Musical Data Augmentation¶
The muda package implements annotation-aware musical data augmentation, as described in the muda paper [1]. The goal of this package is to make it easy for practitioners to consistently apply perturbations to annotated music data for the purpose of fitting statistical models.
[1] | McFee, B., Humphrey, E.J., and Bello, J.P. “A software framework for Musical Data Augmentation.” 16th International Society for Music Information Retrival conference (ISMIR). 2015. |
Introduction¶
Note
Before reading ahead, it is recommended to familiarize yourself with the JAMS documentation.
The design of muda is patterned loosely after the Transformer abstraction in scikit-learn. At a high level, each input example consists of an audio clip (with sampling rate) as a numpy.ndarray and its annotations stored in JAMS format. To streamline the deformation process, audio data is first stored within the JAMS object so that only a single payload needs to be transferred throughout the system.

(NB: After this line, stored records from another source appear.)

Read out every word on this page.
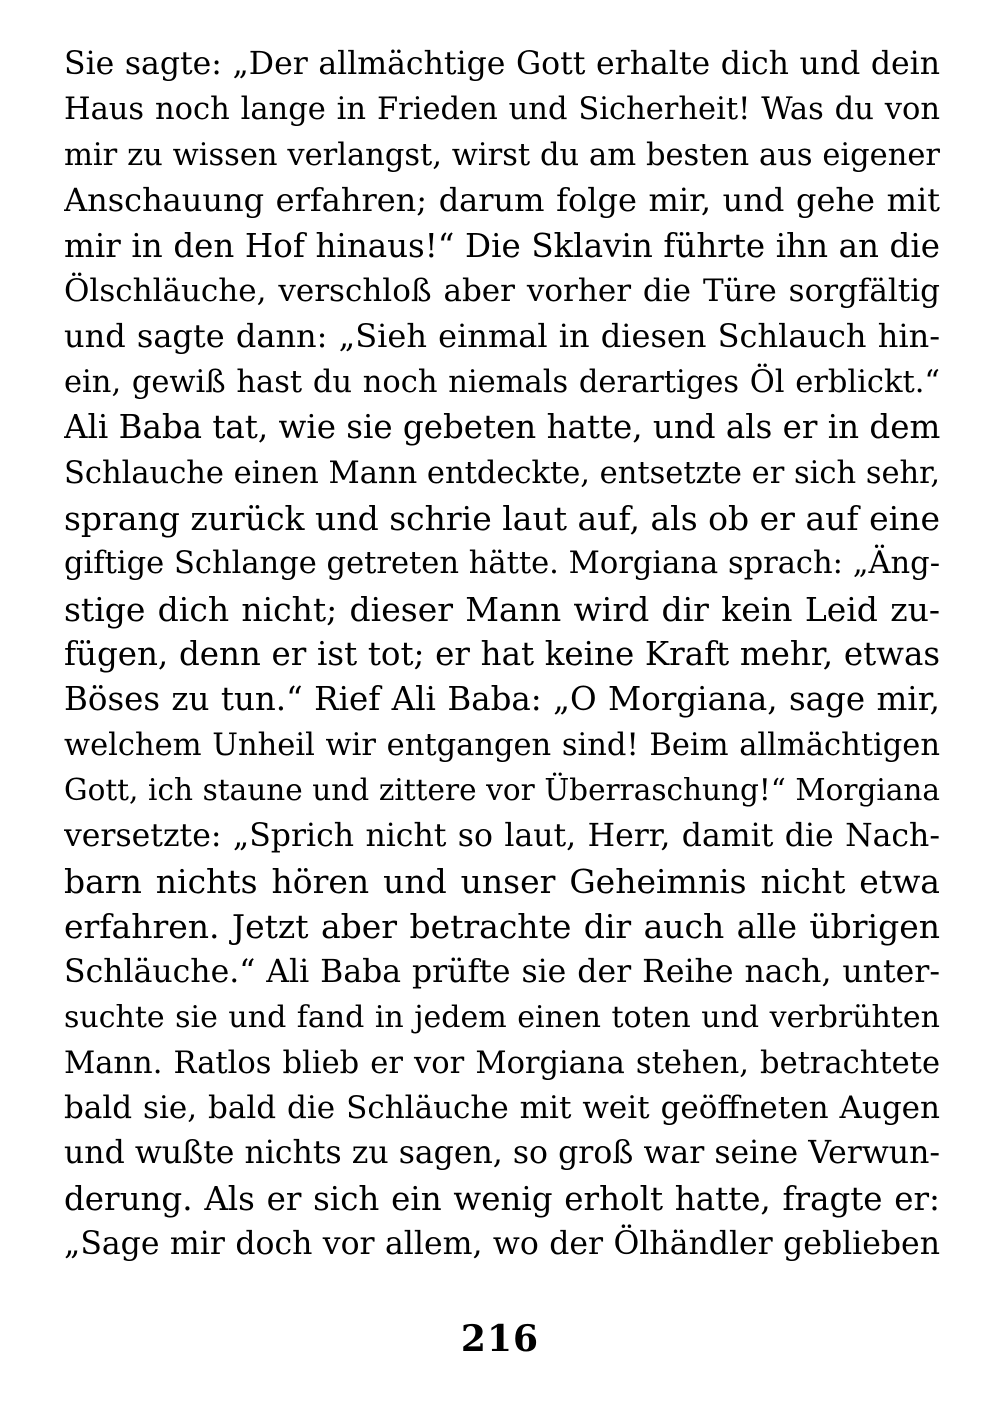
Sie sagte: „Der allmächtige Gott erhalte dich und dein
Haus noch lange in Frieden und Sicherheit! Was du von
mir zu wissen verlangst, wirst du am besten aus eigener
Anschauung erfahren; darum folge mir, und gehe mit
mir in den Hof hinaus!“ Die Sklavin führte ihn an die
Ölschläuche, verschloß aber vorher die Türe sorgfältig
und sagte dann: „Sieh einmal in diesen Schlauch hin-
ein, gewiß hast du noch niemals derartiges Öl erblickt.“
Ali Baba tat, wie sie gebeten hatte, und als er in dem
Schlauche einen Mann entdeckte, entsetzte er sich sehr,
sprang zurück und schrie laut auf, als ob er auf eine
giftige Schlange getreten hätte. Morgiana sprach: „Äng-
stige dich nicht; dieser Mann wird dir kein Leid zu-
fügen, denn er ist tot; er hat keine Kraft mehr, etwas
Böses zu tun.“ Rief Ali Baba: „O Morgiana, sage mir,
welchem Unheil wir entgangen sind! Beim allmächtigen
Gott, ich staune und zittere vor Überraschung!“ Morgiana
versetzte: „Sprich nicht so laut, Herr, damit die Nach-
barn nichts hören und unser Geheimnis nicht etwa
erfahren. Jetzt aber betrachte dir auch alle übrigen
Schläuche.“ Ali Baba prüfte sie der Reihe nach, unter-
suchte sie und fand in jedem einen toten und verbrühten
Mann. Ratlos blieb er vor Morgiana stehen, betrachtete
bald sie, bald die Schläuche mit weit geöffneten Augen
und wußte nichts zu sagen, so groß war seine Verwun-
derung. Als er sich ein wenig erholt hatte, fragte er:
„Sage mir doch vor allem, wo der Ölhändler geblieben
216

Deformation objects (muda.core.BaseTransformer
) have a single user-facing method, transform()
,
which accepts an input JAMS object and generates a sequence of deformations of that object.
By operating on JAMS objects, the deformation object can simultaneously modify both the audio and all
of its corresponding annotations.
After applying deformations, the modified audio and annotations can be stored to disk by calling muda.save()
.
Alternatively, because transformations are generators, results can be processed online by a stochastic learning algorithm.
Example usage¶
This section gives a quick introduction to using muda through example applications.
Loading data¶
In muda, all data pertaining to a track is contained within a jams object. Before processing any tracks with muda, the jams object must be prepared using one of muda.load_jam_audio or muda.jam_pack. These functions prepare the jams object to contain (deformed) audio and store the deformation history objects.
>>> # Loading data from disk
>>> j_orig = muda.load_jam_audio('orig.jams', 'orig.ogg')
>>> # Ready to go!
>>> # Loading audio form disk with an existing jams
>>> j_orig = muda.load_jam_audio(existing_jams, 'orig.ogg')
>>> # Ready to go!
>>> # Loading in-memory audio with an existing jams
>>> j_orig = muda.jam_pack(existing_jams, _audio=dict(y=y, sr=sr))
>>> # Ready to go!
Applying a deformation¶
Once the data has been prepared, we are ready to start applying deformations. This example uses a simple linear pitch shift deformer to generate five perturbations of an input. Each deformed example is then saved to disk.
>>> pitch = muda.deformers.LinearPitchShift(n_samples=5, lower=-1, upper=1)
>>> for i, jam_out in pitch.transform(j_orig):
muda.save('output_{:02d}.ogg'.format(i),
... 'output_{:02d}.jams'.format(i),
... jam_out)
The deformed audio data can be accessed directly in the dictionary
jam_out.sandbox.muda._audio
. Note that a full history of applied transformations
is recorded within jam_out.sandbox.muda
under the state
and history
objects.
Pipelines¶
The following example constructs a two-stage deformation pipeline. The first stage applies random pitch shifts, while the second stage applies random time stretches. The pipeline therefore generates 25 examples from the input j_orig.
>>> # Load an example audio file with annotation
>>> j_orig = muda.load_jam_audio('orig.jams', 'orig.ogg')
>>> # Construct a deformation pipeline
>>> pitch_shift = muda.deformers.RandomPitchShift(n_samples=5)
>>> time_stretch = muda.deformers.RandomTimeStretch(n_samples=5)
>>> pipeline = muda.Pipeline(steps=[('pitch_shift', pitch_shift),
... ('time_stretch', time_stretch)])
>>> for j_new in pipeline.transform(j_orig):
process(j_new)
Bypass operators¶
When using pipelines, it is sometimes beneficial to allow a stage to be skipped, so that the input to one stage can be fed through to the next stage without intermediate processing. This is easily accomplished with Bypass objects, which first emit the input unchanged, and then apply the contained deformation as usual. This is demonstrated in the following example, which is similar to the pipeline example, except that it guarantees that each stage is applied to j_orig in isolation, as well as in composition. It therefore generates 36 examples (including j_orig itself as the first output).
>>> # Load an example audio file with annotation
>>> j_orig = muda.load_jam_audio('orig.jams', 'orig.ogg')
>>> # Construct a deformation pipeline
>>> pitch_shift = muda.deformers.RandomPitchShift(n_samples=5)
>>> time_stretch = muda.deformers.RandomTimeStretch(n_samples=5)
>>> pipeline = muda.Pipeline(steps=[('pitch_shift', muda.deformers.Bypass(pitch_shift)),
... ('time_stretch', muda.deformers.Bypass(time_stretch))])
>>> for j_new in pipeline.transform(j_orig):
process(j_new)
Saving deformations¶
All deformation objects, including bypasses and pipelines, can be serialized to plain-text (JSON) format, saved to disk, and reconstructed later. This is demonstrated in the following example.
>>> pipe_str = muda.serialize(pipeline)
>>> new_pipe = muda.deserialize(pipe_str)
>>> for j_new in new_pipe.transform(j_orig):
process(j_new)
Requirements¶
Installing muda via pip install muda
should automatically satisfy the python
dependencies:
- JAMS 0.2
- librosa 0.4
- pyrubberband 0.1
- pysoundfile 0.8
- jsonpickle
However, certain deformers require external applications that must be installed separately.
- sox
- rubberband-cli